Bio d'un Blogueur Blagueur
Privé de légo quand il était petit et confiné dans sa carrée par un père abusif et une mère allusive, ce petit mal-traité qui deviendra plus tard un manuel de bonne conduite, ni à gauche ni à droite, mais plus souvent en état d’ivresse logorrhéique, se réfugia très vite dans ses pensées quoique la panse évidée.
Ainsi conçut il sa raison de vivre : blogue aujourdhui et garde toi de débloguer demain ! Il en vint ainsi à des jeux de vilains blogs, à des billets tout d’humeur contenue, nimbée des halos d’une carrière de communicant qui ne sait ni quoi, ni pourquoi ni comment. Heureusement Nicky le comprenait : il en fallait de la patience pour cette amazone (les tables sont en bois de ce pays pour une fée du débit) pour le supporter alors qu’il connut une phase aiguë qui le conduisit à débloguer en pleine nuit.
Son blogisme s’était déclaré à l’âge où d’autres apprennent l’alphabet et il multiplia les blogs, alors que ses petits camarades qui voulaient tant le bloguer sur un écran dans un coin de la salle informatique ânonaient leur table de multiplication . On l’apercevait même parfois en culottes courtes monter des blogs de béton avec son oncle franc-maçon. Pour le certificat d’études ses blogs sur la Marseillaise furent repris en choeur par sa classe pour la remise des prix et il n’eut droit qu’à un accessit qui le fit bégayer un vague bloguement.
Admis en mat sup, (oui, oui après un blog scientifique !) il inventa le blog créatif, sorte de phénix (pénis ?) qui renaissait chaque matin des cendres chaudes de ses cauchemars nocturnes.. Il passa ensuite au blog professionnel grâce à une pratique quotidienne de blogs ménagers qu’il réussit à automatiser à l’aide de configurations neuronales qu’il activait à chaque rencontre avec ses adeptes . Comme il en rêvait toutes les nuits, sa production s’accrut à tel point qu’il décida d’en faire commerce, faute d’autres charmes personnels.
Il dut alors acquitter toutes les taxes qui incombent à ces professions libérales auxquelles le fisc est si attentif pour tondre les inconscients qui s‘y aventurent: la TVA, la Taxe sur la Vanité Abusive; la TIPP, la Taxe Internet pour les Producteurs Prolixes, l’IRPP, l’Imposition Régulière des Plaisanteries Polissonnes, l’ISF, l’Impôt Sidérant de Fiction, la taxe d’habitation pour ses rêves qui l’habitaient, la taxe sur les locaux (réservée aux espagnols fous). Evidemment il fut passible de la taxe spécifique appliquée à tous les blogueurs qui tournent en rond avec leurs adeptes sur un blog, la fameuse TP, Taxe Péripapéticienne. Comme il débloguait au carré aussi au milieu des bois, il eut droit, sans qu’aucun biais (rond, triangle ou autre losange) ne lui permit d’y échapper , à la DFCI, l’impôt sur la Défonce Facétieuse Contrevenant à l’Insignifiance. Devant cette avalanche, il dut renoncer aux brouillons pour s’exonérer de la taxe sur les ordures ménagères et souscrivit à l’Agenda 21. Pour éviter tout risque supplémentaire d’imposition, il abattit le prunier de son jardin et élimina le massif de pervenches dont il était si fier. Enfin pour pallier tout faux pas, il renonça aux bals de villages dont il était si friand ainsi qu’aux apéritifs servis avec des amuse-gueules. C’était honorable de sa part évidemment.

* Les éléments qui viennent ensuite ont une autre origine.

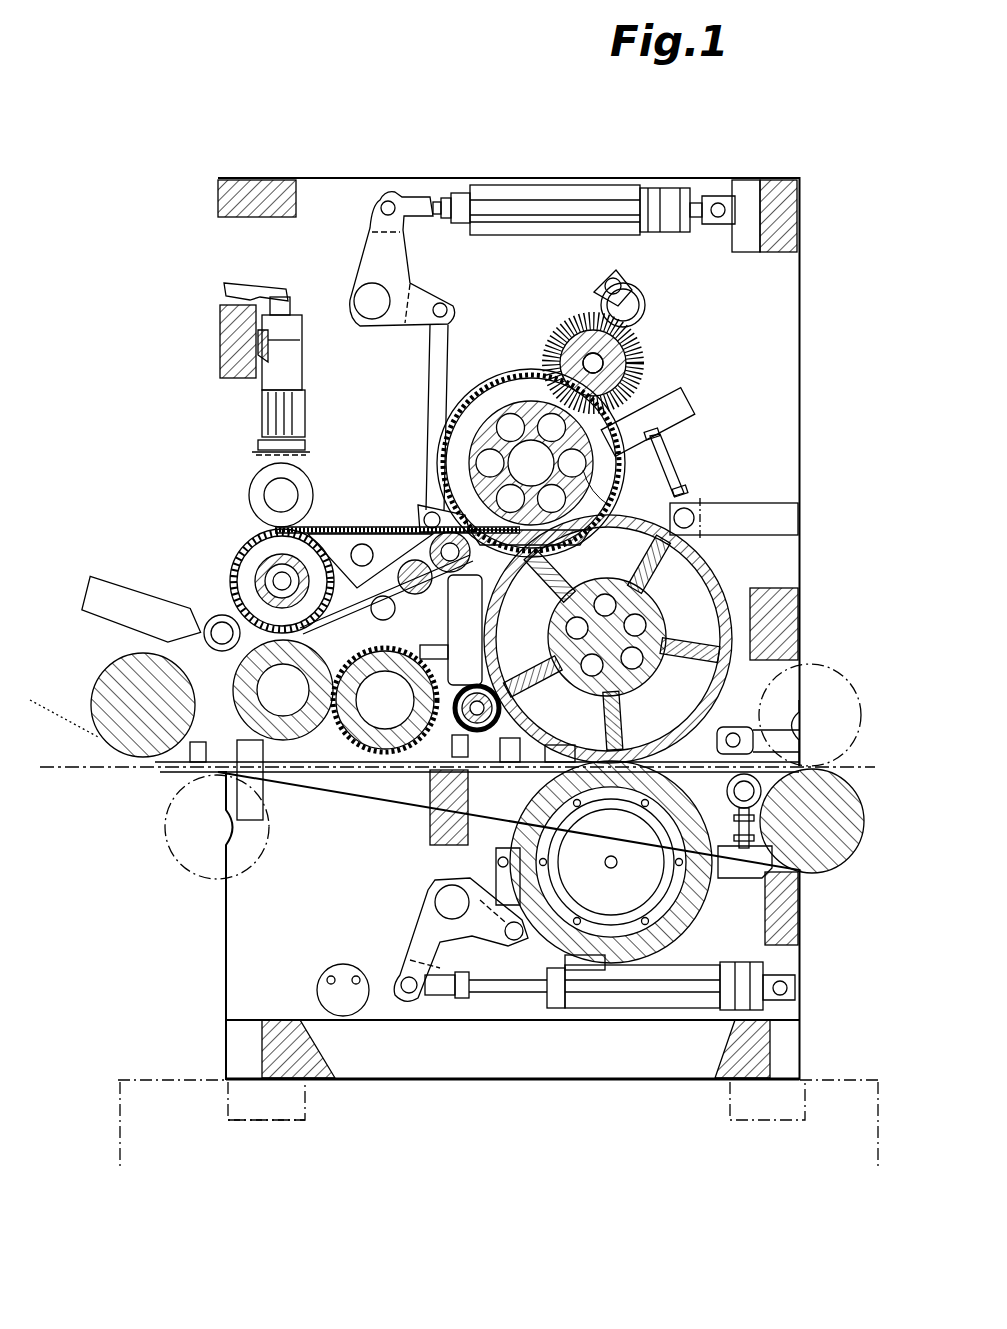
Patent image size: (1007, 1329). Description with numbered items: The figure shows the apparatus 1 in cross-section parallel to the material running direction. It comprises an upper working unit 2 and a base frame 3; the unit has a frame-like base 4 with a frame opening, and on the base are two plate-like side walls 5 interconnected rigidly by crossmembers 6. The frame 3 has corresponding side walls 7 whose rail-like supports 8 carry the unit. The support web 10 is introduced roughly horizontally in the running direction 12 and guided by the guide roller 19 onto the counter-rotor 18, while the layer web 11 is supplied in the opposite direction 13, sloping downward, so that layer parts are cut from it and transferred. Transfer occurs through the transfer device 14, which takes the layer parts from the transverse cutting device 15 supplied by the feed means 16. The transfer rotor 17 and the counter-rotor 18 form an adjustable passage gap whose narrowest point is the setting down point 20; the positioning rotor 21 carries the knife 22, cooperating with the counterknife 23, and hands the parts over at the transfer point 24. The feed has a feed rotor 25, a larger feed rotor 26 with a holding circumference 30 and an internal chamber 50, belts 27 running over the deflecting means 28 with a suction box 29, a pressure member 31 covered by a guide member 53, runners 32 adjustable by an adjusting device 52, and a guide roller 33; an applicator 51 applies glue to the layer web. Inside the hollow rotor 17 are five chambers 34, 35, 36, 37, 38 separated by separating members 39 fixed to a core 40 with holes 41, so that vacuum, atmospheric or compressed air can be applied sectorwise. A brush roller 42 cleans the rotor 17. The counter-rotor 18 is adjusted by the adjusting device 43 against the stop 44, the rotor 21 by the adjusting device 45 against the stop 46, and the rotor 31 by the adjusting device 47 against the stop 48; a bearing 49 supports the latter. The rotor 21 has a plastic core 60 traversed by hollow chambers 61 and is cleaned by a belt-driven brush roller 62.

The printing machine 1 is at (108, 92).
The upper working unit 2 is at (792, 104).
The base frame 3 is at (120, 1043).
The frame-like base 4 is at (482, 1080).
The side walls 5 is at (322, 192).
The crossmembers 6 is at (248, 192).
The side walls of frame 7 is at (178, 1090).
The supports 8 is at (222, 1106).
The support web 10 is at (848, 762).
The layer web 11 is at (62, 722).
The running direction 12 is at (100, 791).
The opposite running direction 13 is at (36, 697).
The transfer device 14 is at (798, 630).
The transverse cutting device 15 is at (690, 445).
The feed means 16 is at (175, 552).
The transfer rotor 17 is at (706, 588).
The counter-rotor 18 is at (690, 918).
The guide roller 19 is at (840, 690).
The setting down point 20 is at (612, 766).
The positioning rotor 21 is at (498, 420).
The cutting knife 22 is at (531, 463).
The counterknife 23 is at (548, 548).
The transfer point 24 is at (642, 522).
The feed rotor 25 is at (318, 748).
The feed rotor 26 is at (214, 548).
The further feed rotor 27 is at (352, 598).
The deflecting means 28 is at (456, 574).
The suction box 29 is at (350, 527).
The holding circumference 30 is at (248, 522).
The pressure member 31 is at (378, 752).
The pressure members 32 is at (250, 485).
The guide member 33 is at (112, 680).
The chamber 34 is at (618, 522).
The chamber 35 is at (752, 612).
The chamber 36 is at (688, 682).
The chamber 37 is at (600, 715).
The chamber 38 is at (484, 612).
The separating member 39 is at (650, 566).
The core 40 is at (622, 638).
The holes 41 is at (566, 636).
The brush roller 42 is at (478, 758).
The adjusting device 43 is at (512, 1040).
The stop 44 is at (760, 818).
The adjusting device 45 is at (495, 282).
The stop 46 is at (726, 480).
The adjusting device 47 is at (752, 750).
The stop 48 is at (385, 700).
The bearing 49 is at (308, 520).
The chamber 50 is at (283, 690).
The applicator 51 is at (112, 548).
The adjusting device 52 is at (303, 418).
The guide member 53 is at (415, 594).
The core 60 is at (488, 436).
The bore 61 is at (492, 462).
The brush roller 62 is at (686, 345).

Il commençait à s’amender et pour réussir dans cette folle entreprise, il dut perfectionner son art dans une école de commerce de ronron (pardon, de renom, je confond avec mon chat, qui s’entend mal avec mon bull-blog) . Il en fit d’un coup vingt cent et puis des mille dont certains devinrent câlins et même s’il vit parfois plus loin que son bey, ne dicte jamais plus d’un blog à la fois à son MP3,
Dès lors il fit des blogs en grand, complètement obsédé par sa passion dévorante. Il ne fit pas les choses à sa moitié : il lui préféra des blogs et, dans la moiteur de la nuit, il lui en fit voir de toutes les couleurs . Couché avec un blog en tête, il se levait avant le chant du coq pour ne pas être trahi et rivait un œil dans le judas pour éviter tout espion, Alors dans le camp du choc, il débitait à tout va le blog entier qui avait hanté sa nuit.. Un matin, on l’entendit même débloguer sur une radio inter : dites moi, Monsieur le Blogueur, ce qui arrive aux blogueurs quand ils se marient ? insista sans abdiquer le journaleux en se marrant.
EPIBLOG :
Finalement, ses filles eurent sa peau : Line commandait ses repas par blogs et la petite, l’autre, était perdue depuis longtemps entre les blogs de son père et les blagues de sa mère.. L’une et l’autre lui faisaient directement parvenir leurs bulletins trimestriels de notes par blogs. Un vrai ménage de blogueurs !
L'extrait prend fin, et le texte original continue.